Y songez-vous, en effet ? En instruisant les gens du peuple, vous ouvrez par là même à leurs convoitises de nouveaux horizons ; vous suscitez dans leur âme des ambitions nouvelles, vous créez en eux des besoins plus factices peut-être que légitimes ; vous les obligez à réfléchir qu’ils sont pétris de la même pâte que vous, à caresser la chimère de l’égalité absolue ; vous les mettez sur la voie de comparaisons qui remplissent leurs cœurs d’envie et de fiel ; vous leur faites prendre en dégoût leur position, en même temps que vous leur donnez la conscience de leur nombre et le sentiment de leur force ; vous rendez plus choquant à leurs yeux le contraste entre ceux qui ont et ceux qui n’ont pas, plus âpre la lutte pour l’existence ; vous éveillez en eux, par une déduction toute naturelle, la pensée de se coaliser contre les privilégiés de la fortune ; vous armez les ouvriers contre les patrons, les pauvres contre les riches ; et la question sociale, pareille à une marée montante qui bouillonne avec un bruit sourd, se dresse de plus en plus menaçante à l’horizon.

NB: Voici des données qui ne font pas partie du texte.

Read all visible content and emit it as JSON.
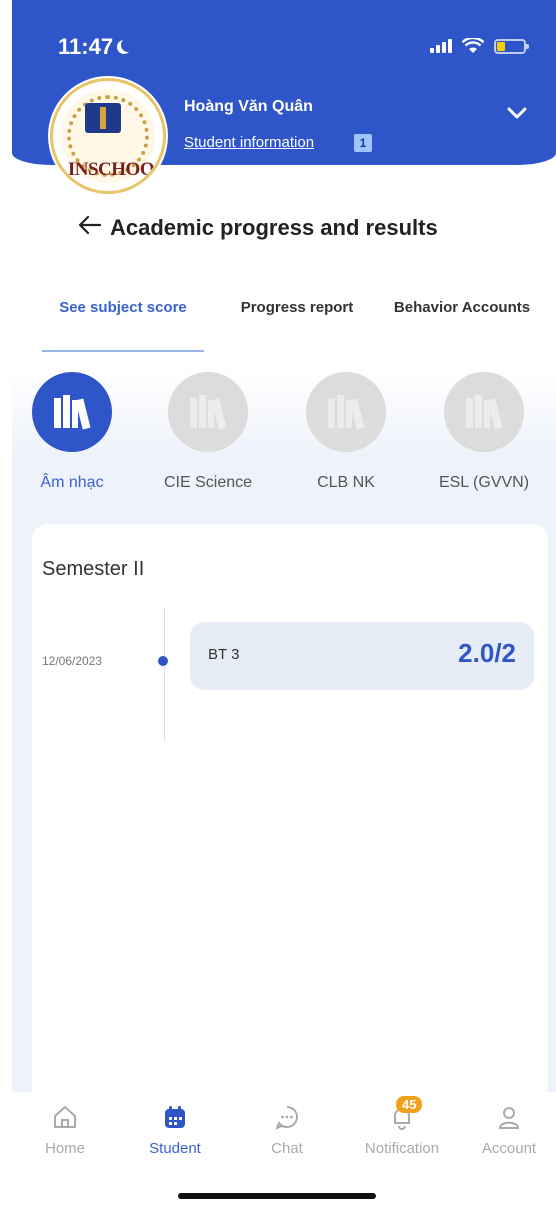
{
  "status_bar": {
    "time": "11:47"
  },
  "header": {
    "logo_text": "INSCHOO",
    "user_name": "Hoàng Văn Quân",
    "user_link": "Student information",
    "badge": "1"
  },
  "page": {
    "title": "Academic progress and results"
  },
  "tabs": [
    {
      "label": "See subject score",
      "active": true
    },
    {
      "label": "Progress report",
      "active": false
    },
    {
      "label": "Behavior Accounts",
      "active": false
    }
  ],
  "subjects": [
    {
      "label": "Âm nhạc",
      "active": true
    },
    {
      "label": "CIE Science",
      "active": false
    },
    {
      "label": "CLB NK",
      "active": false
    },
    {
      "label": "ESL (GVVN)",
      "active": false
    }
  ],
  "card": {
    "semester": "Semester II",
    "entries": [
      {
        "date": "12/06/2023",
        "name": "BT 3",
        "score": "2.0/2"
      }
    ]
  },
  "bottom_nav": {
    "items": [
      {
        "label": "Home",
        "icon": "home-icon",
        "active": false
      },
      {
        "label": "Student",
        "icon": "calendar-icon",
        "active": true
      },
      {
        "label": "Chat",
        "icon": "chat-icon",
        "active": false
      },
      {
        "label": "Notification",
        "icon": "bell-icon",
        "active": false,
        "badge": "45"
      },
      {
        "label": "Account",
        "icon": "user-icon",
        "active": false
      }
    ]
  },
  "colors": {
    "primary": "#2f56c8",
    "badge": "#f2a01b",
    "entry_bg": "#e6ecf6"
  }
}
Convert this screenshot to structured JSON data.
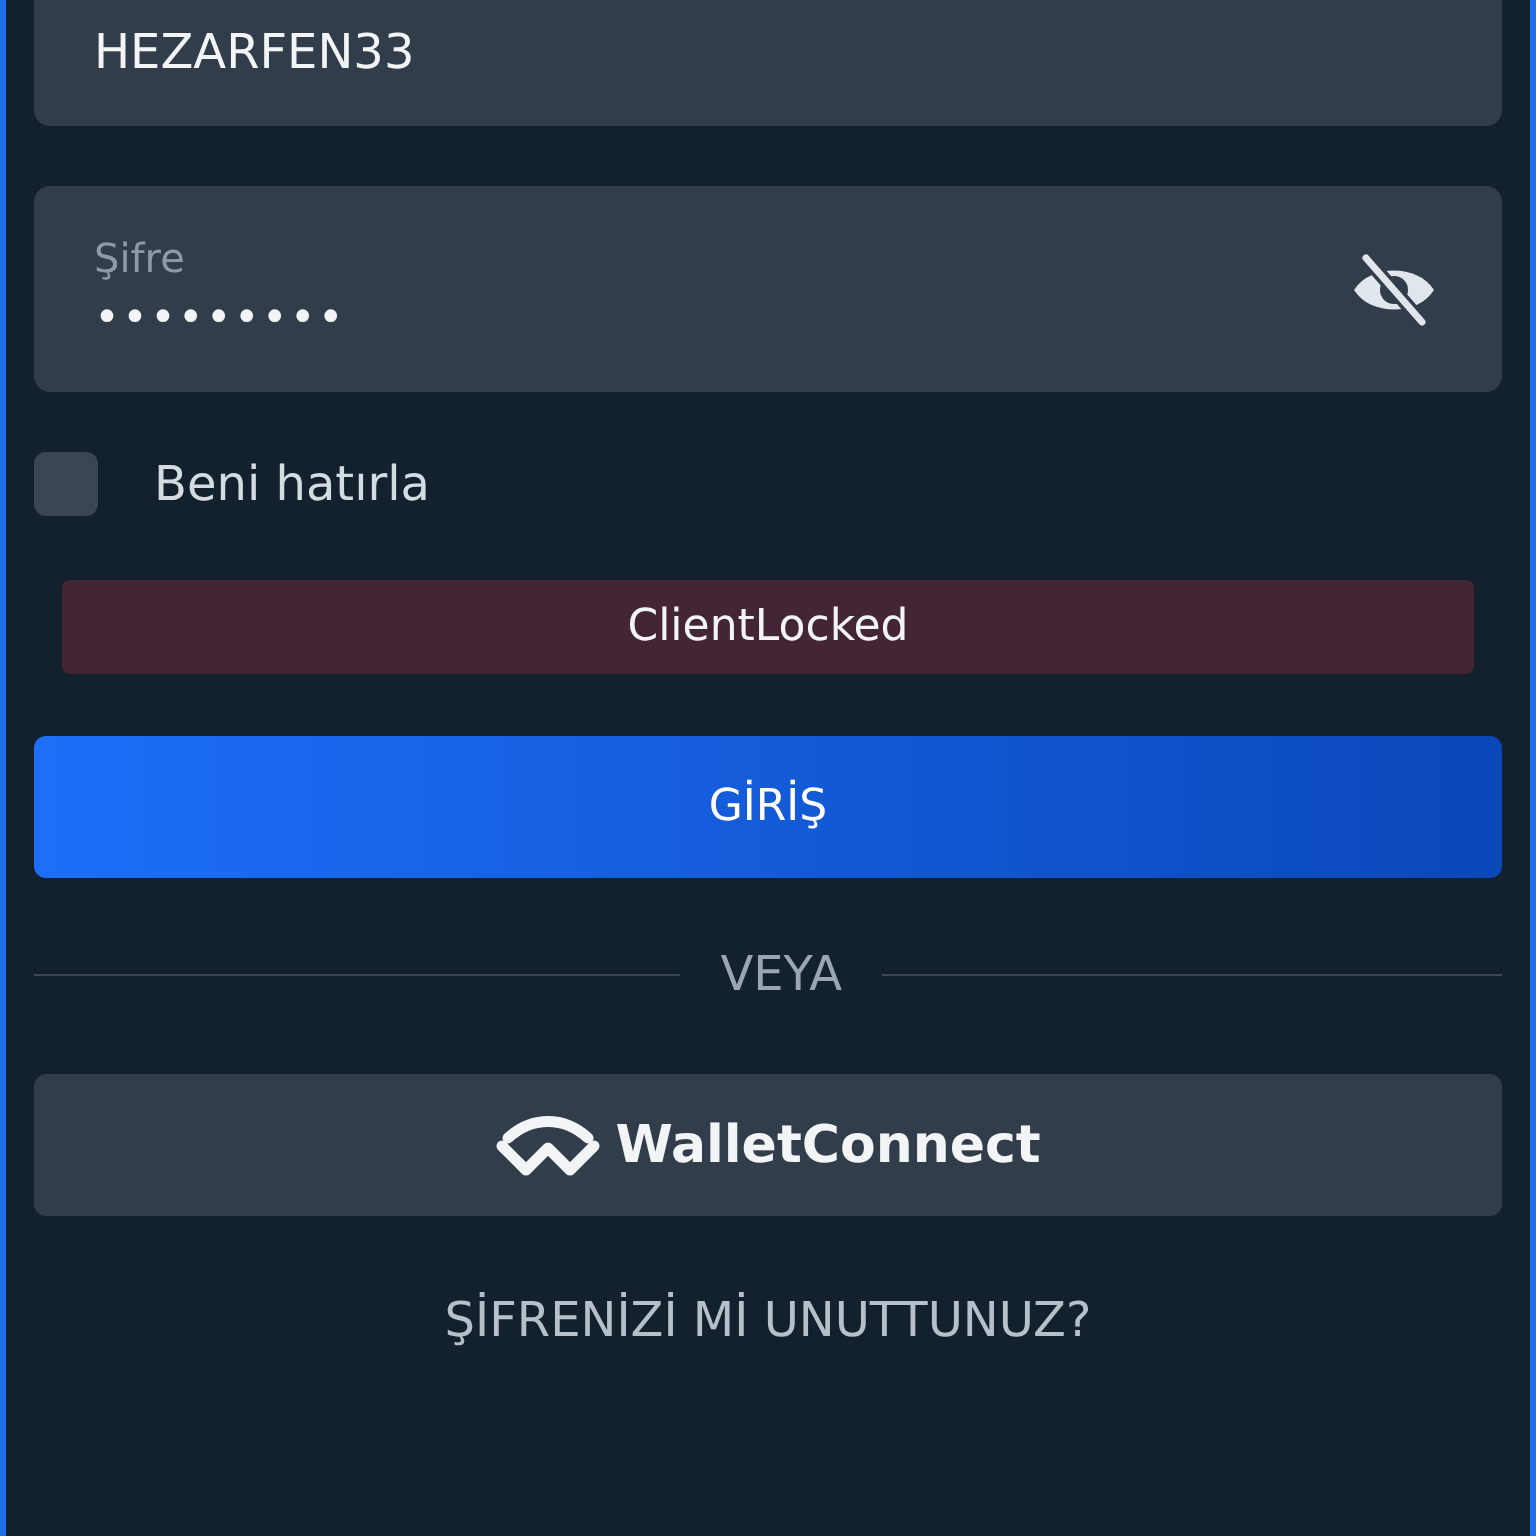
{
  "username_field": {
    "value": "HEZARFEN33"
  },
  "password_field": {
    "label": "Şifre",
    "value": "•••••••••",
    "visible": false
  },
  "remember_me": {
    "label": "Beni hatırla",
    "checked": false
  },
  "error_message": "ClientLocked",
  "login_button": "GİRİŞ",
  "divider_text": "VEYA",
  "wallet_button": "WalletConnect",
  "forgot_password_link": "ŞİFRENİZİ Mİ UNUTTUNUZ?"
}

La société « ne vit pas de pain seulement, » fût-ce le pain de la science ; elle vit avant tout de vérité et de justice ; elle repose sur le respect de soi-même et d’autrui, sur le sentiment de la dignité humaine. Du jour où les hommes ne pourraient plus se fier les uns aux autres, où ils ne verraient dans le prochain qu’une proie à saisir ou un ennemi dont il faut se garder, les relations deviendraient impossibles, et le monde civilisé retomberait dans la barbarie par une chute d’autant plus violente qu’il dispose de plus de ressources. Rien n’est plus calamiteux qu’une société en décomposition. Noblesse oblige : ce n’est pas impunément qu’on s’élève de degré en degré sur l’échelle des êtres sans prendre les précautions voulues. Dans l’état de sauvagerie pure et simple, le mal a des conséquences moins tragiques, parce qu’il est plus facile à chacun de se suffire à soi-même : le corps social existant à peine, on n’a pas à craindre pour lui les convulsions de l’agonie. Supposez, en revanche, un organisme compliqué où tous les intérêts sont enchevêtrés, toutes les fonctions dans une dépendance réciproque, tous les membres solidaires, il est clair que la désagrégation ne peut achever son œuvre sans de cruels déchirements.

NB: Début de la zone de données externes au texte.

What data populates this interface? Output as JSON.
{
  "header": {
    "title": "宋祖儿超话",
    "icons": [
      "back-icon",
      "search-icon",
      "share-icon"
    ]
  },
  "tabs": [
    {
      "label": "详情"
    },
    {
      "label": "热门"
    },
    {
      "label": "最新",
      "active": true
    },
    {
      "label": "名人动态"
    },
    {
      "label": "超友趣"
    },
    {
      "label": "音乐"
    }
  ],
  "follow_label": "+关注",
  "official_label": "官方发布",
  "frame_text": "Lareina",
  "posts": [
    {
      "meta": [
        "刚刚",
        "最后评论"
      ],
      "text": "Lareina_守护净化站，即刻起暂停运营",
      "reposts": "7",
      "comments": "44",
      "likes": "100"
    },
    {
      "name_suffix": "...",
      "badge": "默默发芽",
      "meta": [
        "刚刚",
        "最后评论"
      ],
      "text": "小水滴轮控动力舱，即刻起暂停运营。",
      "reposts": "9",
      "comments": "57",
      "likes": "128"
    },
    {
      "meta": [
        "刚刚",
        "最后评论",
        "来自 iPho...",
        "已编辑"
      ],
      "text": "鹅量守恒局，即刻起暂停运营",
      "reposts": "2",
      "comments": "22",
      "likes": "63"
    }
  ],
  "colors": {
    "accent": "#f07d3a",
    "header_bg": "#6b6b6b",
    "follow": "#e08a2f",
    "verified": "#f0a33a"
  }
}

Qu’est-ce à dire, sinon que la culture, loin de suppléer la recherche du bien, la rend plus indispensable, plus urgente que jamais ? Si les malfaiteurs de génie sont les plus dangereux de tous, si les criminels de haut parage sont de la pire espèce, si les manifestations du mal sont d’autant plus redoutables que le développement physique et intellectuel est plus marqué, pourquoi ce qui est vrai des individus ne le serait-il pas, et à plus forte raison, de la société prise en bloc ? Celle-ci aurait donc besoin, pour supporter le poids d’une civilisation aussi avancée que la nôtre, d’une force morale de beaucoup supérieure à ce qu’elle était naguère. Autrement, tous les progrès scientifiques et matériels auront pour effet d’aggraver sa situation et de hâter sa ruine. Hélas ! à voir ce qui se passe, il est déjà permis de la comparer au colosse aux pieds d’argile, dont la tête d’or massif éblouit peut-être les regards, mais que le moindre ébranlement fait crouler avec fracas. Nous n’hésitons pas à le dire, pour notre société vermoulue il n’y a d’espoir que dans un puissant réveil de la vie religieuse et morale, dans un recours suprême à ce « Jésus » qu’implorent les pèlerins attardés du poème de Jean Aicard :

Le siècle va finir dans une angoisse immense ;
Nous avons peur et froid dans la nuit qui commence…
Reste avec nous, Seigneur !…

Quels beaux jours luiraient pour la chrétienté si elle revenait résolument à la foi des apôtres, à cet Evangile qui a renouvelé jadis la face du monde ! Là serait le salut, car si l’opinion publique était pénétrée des principes chrétiens, si la majorité des hommes avait pour règle de conduite le double précepte : « Tu aimeras Dieu de tout ton cœur et ton prochain comme toi-même, » il est évident qu’une heureuse transformation se produirait bientôt dans les mœurs et dans toutes les relations sociales.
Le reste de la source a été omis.